The facility should be used primarily for academic and official purposes and to a limited extent for personal purposes.
While using the computers that are shared by other users as well, any email account that was accidentally left open by another user, should be promptly closed without peeping into its contents, by the user who has occupied that computer for its use.
Email account must be surrendered after retirement/termination of service.
Impersonating email account of others will be taken as a serious offence under the institute IT security policy
Web Site Hosting Policy
- Official Pages: Departments, Cells, central facilities may have pages on GU official Web Site.
- Personal Pages: It is recognized that each individual faculty will have individual requirements for his/her pages. Hence, faculty may have their personal pages linked to official web site of the institute by sending a written request or mail to RCC giving the details of the hyperlink of the URL that he/she wants to be added in the official web site
Maintenance of Computer Hardware & Peripherals
- Receiving Complaints RCC may receive complaints from the users if any of the computer systems or peripherals that are under maintenance through them is having any problems.
The designated person in RCC receives complaints from the users of these computer systems and coordinates with the service engineers of the respective brands of the computer systems (which are in warranty) to resolve the problem within a reasonable time limit. For out of warranty computer systems, problems resolved at RCC.
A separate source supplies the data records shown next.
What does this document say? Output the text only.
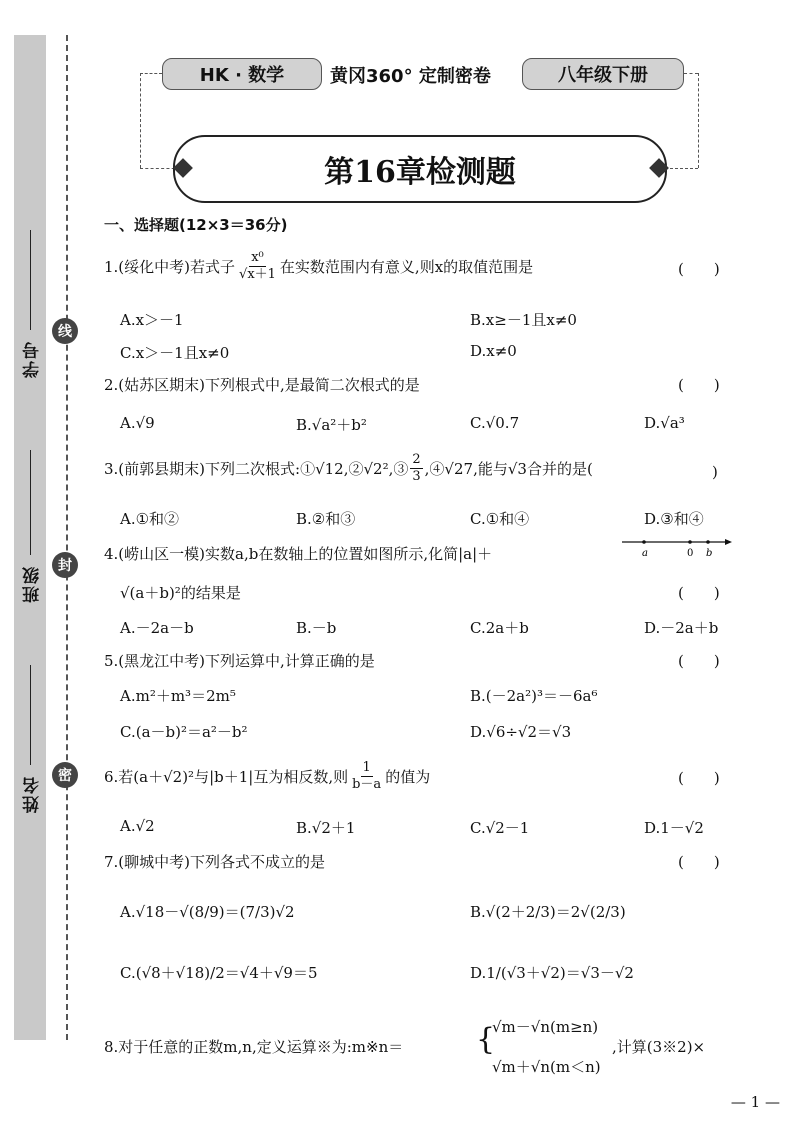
线
封
密
学号
班级
姓名
HK · 数学	黄冈360° 定制密卷	八年级下册
第16章检测题
一、选择题(12×3＝36分)
1.(绥化中考)若式子 $\frac{\text{x⁰}}{√x+1}$ 在实数范围内有意义,则x的取值范围是	(　　)
A.x＞－1	B.x≥－1且x≠0
C.x＞－1且x≠0	D.x≠0
2.(姑苏区期末)下列根式中,是最简二次根式的是	(　　)
A.√9	B.√a²＋b²	C.√0.7	D.√a³
3.(前郭县期末)下列二次根式:①√12,②√2²,③ $\frac{2}{3}$ ,④√27,能与√3合并的是(	)
A.①和②	B.②和③	C.①和④	D.③和④
4.(崂山区一模)实数a,b在数轴上的位置如图所示,化简|a|＋	a	0 b
√(a＋b)²的结果是	(　　)
A.－2a－b	B.－b	C.2a＋b	D.－2a＋b
5.(黑龙江中考)下列运算中,计算正确的是	(　　)
A.m²＋m³＝2m⁵	B.(－2a²)³＝－6a⁶
C.(a－b)²＝a²－b²	D.√6÷√2＝√3
6.若(a＋√2)²与|b＋1|互为相反数,则 $\frac{1}{b-a}$ 的值为	(　　)
A.√2	B.√2＋1	C.√2－1	D.1－√2
7.(聊城中考)下列各式不成立的是	(　　)
A.√18－√(8/9)＝(7/3)√2	B.√(2＋2/3)＝2√(2/3)
C.(√8＋√18)/2＝√4＋√9＝5	D.1/(√3＋√2)＝√3－√2
8.对于任意的正数m,n,定义运算※为:m※n＝ {
√m－√n(m≥n)
√m＋√n(m＜n)
,计算(3※2)×
— 1 —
RCC may receive complaints from department/users; if any of the networks related problems are noticed by them such complaints should be made by email/phone.
RCC may receive complaints from the users if any of the user is not able to access network due to a network related problem at the user end. Such complaints may be generally through phone call.
Video Surveillance Policy
The system comprises: High resolution cameras; Monitors; digital video recorders; Storage.
Cameras will be located at strategic points on the campus, principally at the entrance and exit point of sites and buildings. No camera will be hidden from view and all will be prevented from focusing on the frontages or rear areas of private accommodation.
CCTV recording is maintained at each building individually and its respective Head can view the footage.